IBAN Streams and the Rise of Nigeria's Indigenous Streaming Economy

An ambitious indigenous OTT platform positions itself as a unified digital home for Nigerian television, radio and on-demand content — and as a bid to keep streaming revenue inside Nigeria's own creative economy.

IBAN Streams

By IBAN Streams Management

9 min read

Nigeria's broadcasting industry is entering a defining digital era, one in which audience growth, platform ownership and global reach are increasingly shaped by streaming technology rather than geography alone. At the centre of this transition is IBAN Streams, an ambitious indigenous OTT platform positioning itself as a unified digital home for Nigerian television, radio and on-demand content.

The platform represents one of the most coordinated attempts to build a large-scale Nigerian-owned streaming ecosystem capable of serving audiences locally and across the diaspora.

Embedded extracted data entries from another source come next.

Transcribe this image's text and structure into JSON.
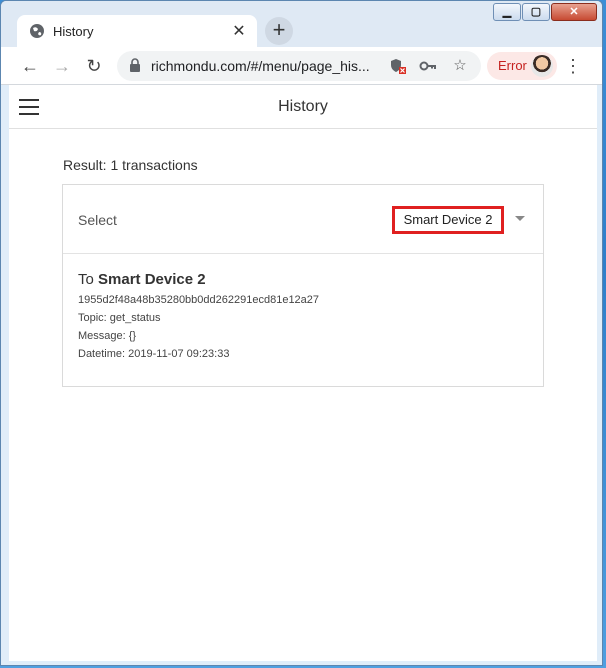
{
  "browser": {
    "tab_title": "History",
    "tab_close": "✕",
    "new_tab": "+",
    "url": "richmondu.com/#/menu/page_his...",
    "error_label": "Error"
  },
  "app": {
    "title": "History",
    "result_text": "Result: 1 transactions",
    "select_label": "Select",
    "select_value": "Smart Device 2"
  },
  "transaction": {
    "to_prefix": "To",
    "device": "Smart Device 2",
    "hash": "1955d2f48a48b35280bb0dd262291ecd81e12a27",
    "topic": "Topic: get_status",
    "message": "Message: {}",
    "datetime": "Datetime: 2019-11-07 09:23:33"
  },
  "colors": {
    "highlight": "#e02020",
    "error_text": "#c5221f",
    "error_bg": "#fce8e6"
  }
}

Its proposition is both commercial and strategic: to ensure that the economic value generated by Nigerian media increasingly remains within Nigeria's own creative and broadcast economy.

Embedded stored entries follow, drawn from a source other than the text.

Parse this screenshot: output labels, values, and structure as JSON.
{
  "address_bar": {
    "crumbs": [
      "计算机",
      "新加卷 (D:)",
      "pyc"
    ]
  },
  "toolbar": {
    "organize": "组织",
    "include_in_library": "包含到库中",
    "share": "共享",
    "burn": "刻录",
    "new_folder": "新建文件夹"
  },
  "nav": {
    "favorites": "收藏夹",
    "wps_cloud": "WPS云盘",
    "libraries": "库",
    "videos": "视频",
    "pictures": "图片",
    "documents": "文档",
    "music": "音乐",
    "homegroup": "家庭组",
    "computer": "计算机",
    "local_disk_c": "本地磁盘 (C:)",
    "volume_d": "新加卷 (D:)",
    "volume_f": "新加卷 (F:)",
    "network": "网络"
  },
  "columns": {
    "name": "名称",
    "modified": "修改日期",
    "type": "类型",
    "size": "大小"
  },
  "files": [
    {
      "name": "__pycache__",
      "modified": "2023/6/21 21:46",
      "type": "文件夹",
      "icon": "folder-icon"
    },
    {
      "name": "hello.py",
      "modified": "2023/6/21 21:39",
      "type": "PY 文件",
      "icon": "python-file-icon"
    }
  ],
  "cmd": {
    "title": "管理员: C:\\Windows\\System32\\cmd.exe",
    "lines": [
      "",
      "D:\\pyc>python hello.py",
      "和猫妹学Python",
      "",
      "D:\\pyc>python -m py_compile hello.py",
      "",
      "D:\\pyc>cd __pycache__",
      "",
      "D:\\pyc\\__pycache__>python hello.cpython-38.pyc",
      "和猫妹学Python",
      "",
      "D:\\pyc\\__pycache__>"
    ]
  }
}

The opportunity is considerable.

Nigeria already possesses one of Africa's most dynamic media and entertainment cultures, driven by powerful news brands, Nollywood, faith broadcasting, sports, lifestyle programming and music-led youth culture. Yet much of the infrastructure monetising streaming audiences globally remains externally controlled. IBAN Streams is seeking to change that equation by aggregating Nigerian broadcast content into a single, multi-platform digital environment designed specifically for Nigerian viewing realities.

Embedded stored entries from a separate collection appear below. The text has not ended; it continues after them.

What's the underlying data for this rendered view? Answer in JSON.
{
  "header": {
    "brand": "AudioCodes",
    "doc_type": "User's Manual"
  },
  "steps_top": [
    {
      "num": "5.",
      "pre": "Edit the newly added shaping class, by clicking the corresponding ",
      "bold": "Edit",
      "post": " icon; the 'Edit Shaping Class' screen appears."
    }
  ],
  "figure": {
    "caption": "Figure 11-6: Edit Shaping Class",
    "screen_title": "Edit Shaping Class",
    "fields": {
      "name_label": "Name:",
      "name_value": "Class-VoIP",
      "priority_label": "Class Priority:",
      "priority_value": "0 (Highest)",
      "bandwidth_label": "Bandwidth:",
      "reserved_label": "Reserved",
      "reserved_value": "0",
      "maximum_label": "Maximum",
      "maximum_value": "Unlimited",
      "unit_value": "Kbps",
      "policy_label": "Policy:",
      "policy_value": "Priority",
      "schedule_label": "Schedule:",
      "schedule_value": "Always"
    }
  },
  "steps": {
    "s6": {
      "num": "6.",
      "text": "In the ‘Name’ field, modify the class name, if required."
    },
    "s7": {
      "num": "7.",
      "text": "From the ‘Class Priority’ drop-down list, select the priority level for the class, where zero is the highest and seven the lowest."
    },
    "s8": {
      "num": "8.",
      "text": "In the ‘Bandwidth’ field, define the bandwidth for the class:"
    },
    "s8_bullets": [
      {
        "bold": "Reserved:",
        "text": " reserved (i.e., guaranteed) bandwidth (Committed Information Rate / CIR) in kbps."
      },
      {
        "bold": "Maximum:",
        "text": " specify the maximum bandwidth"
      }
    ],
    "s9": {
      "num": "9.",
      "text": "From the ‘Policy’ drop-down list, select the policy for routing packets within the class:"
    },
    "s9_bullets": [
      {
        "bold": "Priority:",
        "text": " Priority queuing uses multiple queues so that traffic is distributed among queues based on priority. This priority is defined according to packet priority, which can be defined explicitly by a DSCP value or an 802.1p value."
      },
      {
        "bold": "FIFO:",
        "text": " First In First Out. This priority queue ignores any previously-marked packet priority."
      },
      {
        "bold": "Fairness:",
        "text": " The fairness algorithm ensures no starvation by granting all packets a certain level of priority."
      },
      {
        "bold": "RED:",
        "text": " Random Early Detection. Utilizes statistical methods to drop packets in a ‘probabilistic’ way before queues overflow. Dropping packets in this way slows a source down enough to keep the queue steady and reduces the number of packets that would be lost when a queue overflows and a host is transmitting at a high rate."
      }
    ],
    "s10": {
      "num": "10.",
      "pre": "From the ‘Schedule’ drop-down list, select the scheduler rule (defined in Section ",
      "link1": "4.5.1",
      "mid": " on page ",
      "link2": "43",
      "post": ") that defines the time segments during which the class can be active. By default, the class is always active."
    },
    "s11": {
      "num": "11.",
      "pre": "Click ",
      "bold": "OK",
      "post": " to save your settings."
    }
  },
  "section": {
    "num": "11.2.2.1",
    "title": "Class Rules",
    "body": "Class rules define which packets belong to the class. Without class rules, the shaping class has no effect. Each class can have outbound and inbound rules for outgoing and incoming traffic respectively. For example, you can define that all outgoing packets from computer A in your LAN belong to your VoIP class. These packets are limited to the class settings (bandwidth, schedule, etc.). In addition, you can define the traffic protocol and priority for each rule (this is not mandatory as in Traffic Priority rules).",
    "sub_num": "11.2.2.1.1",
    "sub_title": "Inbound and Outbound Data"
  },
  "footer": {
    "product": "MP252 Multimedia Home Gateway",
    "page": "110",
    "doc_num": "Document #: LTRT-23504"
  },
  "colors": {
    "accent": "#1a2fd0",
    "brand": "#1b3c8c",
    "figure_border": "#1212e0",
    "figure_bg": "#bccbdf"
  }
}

IBAN Streams mobile application

The platform is designed to support more than 100 live television and radio channels alongside video-on-demand content spanning documentaries, films, original programming and children's entertainment. More importantly, it has been engineered with local market conditions in mind: adaptive bitrate streaming, multi-device access and payment integration tailored to the realities of African connectivity and consumer behaviour.

This localisation strategy may prove one of its strongest advantages.

For broadcasters, IBAN Streams offers a route into digital distribution without the heavy capital burden of independently developing and maintaining proprietary streaming applications. Participating channels gain immediate expansion across Smart TVs, mobile devices, web platforms and connected television ecosystems while retaining their existing editorial identities and audiences.

The commercial model is equally important. By combining subscription-based access with advertising opportunities, the platform is attempting to create diversified revenue pathways for Nigerian broadcasters at a time when traditional advertising markets remain under pressure globally. Diaspora audiences, often underserved by conventional African television distribution, also represent a potentially significant growth market for premium local content.

IBAN Streams' phased rollout reflects a disciplined infrastructure strategy rather than a rushed consumer launch. The roadmap moves from foundational web deployment through mobile applications, Smart TV integration and eventual large-scale audience expansion supported by analytics, recommendation systems and broader distribution partnerships.

IBAN Streams content library

Perhaps most significantly, the platform signals a growing recognition within Nigeria's media industry that the future of broadcasting is no longer defined solely by transmission capability, but by ownership of audience relationships, data ecosystems and digital distribution environments.

In that sense, IBAN Streams is more than a streaming service. It is an attempt to build indigenous media infrastructure for the connected age, capable of amplifying Nigerian storytelling globally while strengthening the long-term commercial sustainability of local broadcasters.